More than four years ago, RCA hired programming wizard Fred Silverman to rework NBC's offerings to return the network to the prominence it once had. But Silverman, who promised much when he arrived, never could turn the network around.

When RCA's new chairman, Thornton Bradshaw, refused to support Silverman, Silverman tendered his resignation as head of NBC last June. Bradshaw is RCA's fourth chief executive in the past decade. Although NBC, once the mainstay of RCA, may be the conglomerate's biggest problem, neither C.I.T. nor Hertz has been doing well, although both are profitable.

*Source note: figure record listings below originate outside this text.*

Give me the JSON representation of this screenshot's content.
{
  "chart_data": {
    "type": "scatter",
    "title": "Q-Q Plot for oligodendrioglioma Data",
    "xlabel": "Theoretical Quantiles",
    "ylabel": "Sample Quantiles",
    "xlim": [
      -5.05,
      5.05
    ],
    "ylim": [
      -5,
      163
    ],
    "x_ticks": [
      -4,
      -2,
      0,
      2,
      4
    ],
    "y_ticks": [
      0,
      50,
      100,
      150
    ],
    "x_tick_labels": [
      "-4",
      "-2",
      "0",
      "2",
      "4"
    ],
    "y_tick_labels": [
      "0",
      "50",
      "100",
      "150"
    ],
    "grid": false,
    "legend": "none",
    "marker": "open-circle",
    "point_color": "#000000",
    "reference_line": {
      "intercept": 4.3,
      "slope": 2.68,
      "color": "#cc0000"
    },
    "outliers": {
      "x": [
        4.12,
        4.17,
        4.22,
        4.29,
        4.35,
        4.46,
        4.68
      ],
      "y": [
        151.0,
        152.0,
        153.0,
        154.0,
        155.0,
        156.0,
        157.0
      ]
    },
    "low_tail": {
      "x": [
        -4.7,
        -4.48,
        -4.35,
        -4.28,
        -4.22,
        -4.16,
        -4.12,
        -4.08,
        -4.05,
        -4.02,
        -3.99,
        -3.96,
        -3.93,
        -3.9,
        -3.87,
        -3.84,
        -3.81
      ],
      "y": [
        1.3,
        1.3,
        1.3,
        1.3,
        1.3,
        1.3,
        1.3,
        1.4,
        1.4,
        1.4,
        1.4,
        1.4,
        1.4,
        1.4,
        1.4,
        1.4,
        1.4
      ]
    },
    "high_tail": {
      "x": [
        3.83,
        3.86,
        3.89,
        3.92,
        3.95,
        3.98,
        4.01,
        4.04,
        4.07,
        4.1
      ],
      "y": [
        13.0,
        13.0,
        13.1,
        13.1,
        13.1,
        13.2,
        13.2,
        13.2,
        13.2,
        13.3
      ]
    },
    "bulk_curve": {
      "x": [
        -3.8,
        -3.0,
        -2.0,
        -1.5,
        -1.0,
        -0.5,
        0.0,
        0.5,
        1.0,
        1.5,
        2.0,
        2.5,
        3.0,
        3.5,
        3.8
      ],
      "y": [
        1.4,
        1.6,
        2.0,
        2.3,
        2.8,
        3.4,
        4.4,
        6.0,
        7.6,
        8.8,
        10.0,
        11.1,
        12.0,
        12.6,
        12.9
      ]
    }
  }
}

In 1980, RCA had almost the same profits as in 1977, even though the company's sales had increased by more than 35 percent during that span. RCA is expected to report lower earnings for 1981. In 1980, RCA earned $251.6 million on sales of $8 billion.

NBC's consistent third-place finish in prime time has been the focus of much attention for years. But analysts say that NBC's daytime performance has been even more disastrous. Daytime television, heavily dominated by soap operas, is the most lucrative area for network profits. Reidy said that NBC's share of the day-time market is half that of the leader, ABC, and said that NBC probably is losing money on its daytime offerings.

In prime time, the network has had difficulty coming up with a hit series, one that returns audiences week after week, although it often scores well in the ratings with movies and special offerings.

Even though the television network will post a big loss, the total broadcast operations of NBC, including the radio and television stations it owns and its radio network, will show a profit of about $40 million to $50 million, analysts said.

The stations should show a profit of about $65 million, while the radio network likely will post a small profit, one analyst said.